Quilt artist will discuss art’s role in social change

Contemporary African-American artist LaShawnda Crowe Storm will speakĀ  on "Art as a Vehicle for
Dialogue and Social Change" at 6 p.m. Friday, in 204 Fine Arts Center at Bowling Green State
University.
Crowe Storm is the creator of The Lynch Quilts Project, a community-based initiative that explores the
history and ramifications of the racial violence, particularly lynching, in the United States through
the textile tradition of quilting. The project itself consists of six quilts that explore the phenomenon
of lynching through the perspective of gender, collective memory, communal conflict, politics and
healing.
Quilt I of the Lynch Quilts Project, "Her Name Was Laura Nelson," will be on displayed in the
lobby of the Dorothy Uber Bryan Gallery through March 5.

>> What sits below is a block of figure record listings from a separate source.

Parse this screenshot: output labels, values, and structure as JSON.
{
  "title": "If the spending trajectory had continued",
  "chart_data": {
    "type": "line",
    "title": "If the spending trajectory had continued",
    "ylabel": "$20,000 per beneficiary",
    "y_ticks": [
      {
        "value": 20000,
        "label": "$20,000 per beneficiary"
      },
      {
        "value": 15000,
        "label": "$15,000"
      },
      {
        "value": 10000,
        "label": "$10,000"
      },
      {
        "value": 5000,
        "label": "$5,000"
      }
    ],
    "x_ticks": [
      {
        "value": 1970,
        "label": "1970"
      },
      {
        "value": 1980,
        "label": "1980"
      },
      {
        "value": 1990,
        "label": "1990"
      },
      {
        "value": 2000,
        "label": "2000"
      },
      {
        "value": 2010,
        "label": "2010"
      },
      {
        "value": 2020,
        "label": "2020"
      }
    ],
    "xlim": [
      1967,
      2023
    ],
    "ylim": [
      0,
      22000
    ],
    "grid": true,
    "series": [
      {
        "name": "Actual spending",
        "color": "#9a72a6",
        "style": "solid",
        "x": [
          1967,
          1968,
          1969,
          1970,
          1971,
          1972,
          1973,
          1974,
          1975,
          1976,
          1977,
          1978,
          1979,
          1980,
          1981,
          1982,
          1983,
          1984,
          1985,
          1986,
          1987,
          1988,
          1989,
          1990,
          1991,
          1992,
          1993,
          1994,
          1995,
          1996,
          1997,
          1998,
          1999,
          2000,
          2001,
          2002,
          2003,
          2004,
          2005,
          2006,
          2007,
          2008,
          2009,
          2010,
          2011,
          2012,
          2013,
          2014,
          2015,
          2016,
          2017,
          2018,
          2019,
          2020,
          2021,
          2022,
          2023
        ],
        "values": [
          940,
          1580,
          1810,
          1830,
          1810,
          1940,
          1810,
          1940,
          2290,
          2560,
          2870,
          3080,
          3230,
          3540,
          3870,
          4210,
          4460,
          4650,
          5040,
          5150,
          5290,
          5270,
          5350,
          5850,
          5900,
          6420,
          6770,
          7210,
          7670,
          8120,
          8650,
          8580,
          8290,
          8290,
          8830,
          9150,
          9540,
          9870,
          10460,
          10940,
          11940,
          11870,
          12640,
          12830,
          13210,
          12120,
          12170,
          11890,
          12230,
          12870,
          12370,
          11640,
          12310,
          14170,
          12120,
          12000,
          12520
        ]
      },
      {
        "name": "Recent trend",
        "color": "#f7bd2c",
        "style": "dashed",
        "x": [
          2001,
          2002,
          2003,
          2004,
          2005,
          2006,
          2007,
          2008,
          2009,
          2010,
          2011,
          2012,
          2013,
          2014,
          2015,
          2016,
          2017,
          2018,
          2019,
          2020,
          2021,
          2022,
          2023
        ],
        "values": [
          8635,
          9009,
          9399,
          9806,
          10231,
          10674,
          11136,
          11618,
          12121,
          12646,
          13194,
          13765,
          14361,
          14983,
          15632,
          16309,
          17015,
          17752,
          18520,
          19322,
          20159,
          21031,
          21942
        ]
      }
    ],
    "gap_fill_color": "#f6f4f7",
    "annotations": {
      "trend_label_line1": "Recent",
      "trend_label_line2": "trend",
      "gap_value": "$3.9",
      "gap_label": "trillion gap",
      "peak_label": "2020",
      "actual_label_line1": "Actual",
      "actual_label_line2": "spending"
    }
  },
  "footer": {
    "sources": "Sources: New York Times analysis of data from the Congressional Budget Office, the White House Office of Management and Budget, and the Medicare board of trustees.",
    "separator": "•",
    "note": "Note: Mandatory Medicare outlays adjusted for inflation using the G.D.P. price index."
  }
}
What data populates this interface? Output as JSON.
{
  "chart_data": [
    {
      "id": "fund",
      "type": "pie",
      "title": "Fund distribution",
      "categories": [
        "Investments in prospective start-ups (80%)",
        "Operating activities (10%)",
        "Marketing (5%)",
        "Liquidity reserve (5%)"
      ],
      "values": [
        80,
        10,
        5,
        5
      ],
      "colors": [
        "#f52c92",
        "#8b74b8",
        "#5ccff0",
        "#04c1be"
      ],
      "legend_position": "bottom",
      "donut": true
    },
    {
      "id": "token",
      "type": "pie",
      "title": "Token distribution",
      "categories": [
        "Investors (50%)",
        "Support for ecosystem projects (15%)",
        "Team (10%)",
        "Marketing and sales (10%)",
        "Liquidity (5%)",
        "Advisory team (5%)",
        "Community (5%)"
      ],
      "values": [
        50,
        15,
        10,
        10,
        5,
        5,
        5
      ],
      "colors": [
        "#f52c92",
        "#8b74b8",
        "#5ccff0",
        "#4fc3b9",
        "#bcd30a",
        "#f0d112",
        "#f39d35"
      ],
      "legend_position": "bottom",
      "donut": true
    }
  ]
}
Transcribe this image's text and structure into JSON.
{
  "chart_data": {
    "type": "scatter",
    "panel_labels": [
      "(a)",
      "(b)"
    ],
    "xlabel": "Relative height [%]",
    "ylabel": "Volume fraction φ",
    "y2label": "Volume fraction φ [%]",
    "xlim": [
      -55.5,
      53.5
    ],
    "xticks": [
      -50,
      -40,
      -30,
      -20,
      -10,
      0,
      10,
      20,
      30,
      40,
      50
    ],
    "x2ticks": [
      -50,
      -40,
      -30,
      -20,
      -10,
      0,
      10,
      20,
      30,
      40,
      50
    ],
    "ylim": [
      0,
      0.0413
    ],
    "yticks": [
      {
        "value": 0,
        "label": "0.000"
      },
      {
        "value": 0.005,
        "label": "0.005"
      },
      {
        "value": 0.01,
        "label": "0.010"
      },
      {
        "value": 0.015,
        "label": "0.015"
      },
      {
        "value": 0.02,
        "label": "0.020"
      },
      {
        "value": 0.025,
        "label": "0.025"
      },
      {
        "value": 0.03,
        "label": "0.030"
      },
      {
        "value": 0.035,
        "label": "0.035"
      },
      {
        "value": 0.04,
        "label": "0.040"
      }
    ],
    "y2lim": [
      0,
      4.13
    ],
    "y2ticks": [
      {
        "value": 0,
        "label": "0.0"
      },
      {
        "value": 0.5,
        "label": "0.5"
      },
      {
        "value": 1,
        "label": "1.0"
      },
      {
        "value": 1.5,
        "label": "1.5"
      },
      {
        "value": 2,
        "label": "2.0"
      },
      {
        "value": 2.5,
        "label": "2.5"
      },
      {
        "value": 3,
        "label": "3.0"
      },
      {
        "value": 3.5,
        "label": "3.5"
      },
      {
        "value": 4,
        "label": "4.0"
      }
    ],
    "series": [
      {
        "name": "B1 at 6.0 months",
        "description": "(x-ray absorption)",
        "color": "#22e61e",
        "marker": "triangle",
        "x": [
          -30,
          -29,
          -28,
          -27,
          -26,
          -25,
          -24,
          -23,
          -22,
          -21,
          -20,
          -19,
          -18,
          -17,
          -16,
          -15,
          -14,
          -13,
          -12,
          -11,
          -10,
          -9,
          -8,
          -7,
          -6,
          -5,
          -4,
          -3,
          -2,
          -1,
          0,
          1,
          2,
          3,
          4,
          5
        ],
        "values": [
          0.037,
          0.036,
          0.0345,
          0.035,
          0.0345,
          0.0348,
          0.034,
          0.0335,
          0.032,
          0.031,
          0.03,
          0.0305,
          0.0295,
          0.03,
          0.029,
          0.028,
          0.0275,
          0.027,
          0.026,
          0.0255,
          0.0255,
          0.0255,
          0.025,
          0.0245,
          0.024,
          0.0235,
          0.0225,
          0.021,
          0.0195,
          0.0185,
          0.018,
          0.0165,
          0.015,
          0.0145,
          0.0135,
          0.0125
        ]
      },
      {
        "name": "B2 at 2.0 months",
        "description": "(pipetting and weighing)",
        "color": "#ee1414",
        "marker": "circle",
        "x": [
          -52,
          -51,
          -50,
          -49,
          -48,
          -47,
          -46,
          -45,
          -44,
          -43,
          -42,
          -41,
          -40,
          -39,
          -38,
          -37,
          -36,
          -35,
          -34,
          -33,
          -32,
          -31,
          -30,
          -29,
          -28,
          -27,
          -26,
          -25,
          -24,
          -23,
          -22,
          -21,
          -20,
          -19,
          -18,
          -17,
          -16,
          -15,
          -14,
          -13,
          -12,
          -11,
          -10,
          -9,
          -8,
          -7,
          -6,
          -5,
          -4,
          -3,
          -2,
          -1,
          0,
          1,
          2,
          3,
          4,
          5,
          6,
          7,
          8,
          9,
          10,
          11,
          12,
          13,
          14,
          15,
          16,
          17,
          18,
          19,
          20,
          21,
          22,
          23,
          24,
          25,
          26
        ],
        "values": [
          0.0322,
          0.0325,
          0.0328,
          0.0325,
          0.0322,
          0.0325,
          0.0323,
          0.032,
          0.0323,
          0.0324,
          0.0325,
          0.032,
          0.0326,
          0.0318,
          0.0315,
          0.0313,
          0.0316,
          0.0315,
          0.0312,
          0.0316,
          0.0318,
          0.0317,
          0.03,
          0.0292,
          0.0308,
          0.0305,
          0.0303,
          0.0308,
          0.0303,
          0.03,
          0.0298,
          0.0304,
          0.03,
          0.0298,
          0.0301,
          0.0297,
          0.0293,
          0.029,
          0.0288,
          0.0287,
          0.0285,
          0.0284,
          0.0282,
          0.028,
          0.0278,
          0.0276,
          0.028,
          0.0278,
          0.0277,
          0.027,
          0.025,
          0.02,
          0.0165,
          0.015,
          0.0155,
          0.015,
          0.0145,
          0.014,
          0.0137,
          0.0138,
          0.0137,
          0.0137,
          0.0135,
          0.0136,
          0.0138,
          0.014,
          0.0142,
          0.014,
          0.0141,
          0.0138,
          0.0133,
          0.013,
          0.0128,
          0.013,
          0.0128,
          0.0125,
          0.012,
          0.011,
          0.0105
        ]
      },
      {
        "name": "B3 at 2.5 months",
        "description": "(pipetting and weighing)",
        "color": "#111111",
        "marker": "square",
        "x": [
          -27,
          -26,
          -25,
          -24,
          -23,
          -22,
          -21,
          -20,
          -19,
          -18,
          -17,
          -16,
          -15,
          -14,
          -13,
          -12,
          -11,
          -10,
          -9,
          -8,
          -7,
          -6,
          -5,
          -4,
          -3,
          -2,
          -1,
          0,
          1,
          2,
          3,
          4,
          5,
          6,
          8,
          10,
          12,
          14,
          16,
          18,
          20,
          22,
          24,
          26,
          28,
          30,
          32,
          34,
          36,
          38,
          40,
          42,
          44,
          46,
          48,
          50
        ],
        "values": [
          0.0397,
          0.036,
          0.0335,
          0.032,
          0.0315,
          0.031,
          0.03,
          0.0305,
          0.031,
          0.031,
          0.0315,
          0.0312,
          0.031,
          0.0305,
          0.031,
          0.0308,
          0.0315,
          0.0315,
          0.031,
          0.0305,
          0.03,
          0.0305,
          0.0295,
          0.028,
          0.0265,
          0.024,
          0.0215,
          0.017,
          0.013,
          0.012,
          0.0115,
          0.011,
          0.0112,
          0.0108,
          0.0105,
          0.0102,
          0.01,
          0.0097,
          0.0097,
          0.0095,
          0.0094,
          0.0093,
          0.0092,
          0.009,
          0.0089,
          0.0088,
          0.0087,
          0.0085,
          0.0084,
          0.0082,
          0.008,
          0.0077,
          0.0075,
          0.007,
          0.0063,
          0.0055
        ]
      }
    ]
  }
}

This quilt is the focus of BGSU second-year art history graduate student Viola Ratcliffe, who is writing
her thesis on the quilt and the role of witnessing in community formation. Ratcliffe will introduce the
speaker.
In addition to the ArtTalk, Crowe Storm will serve as a guest juror for the BGSU Spring 2015 BFA Thesis
Exhibition and meet with high school students from Maumee Valley Day School in Toledo, where she will be
featured as their Black History Month speaker.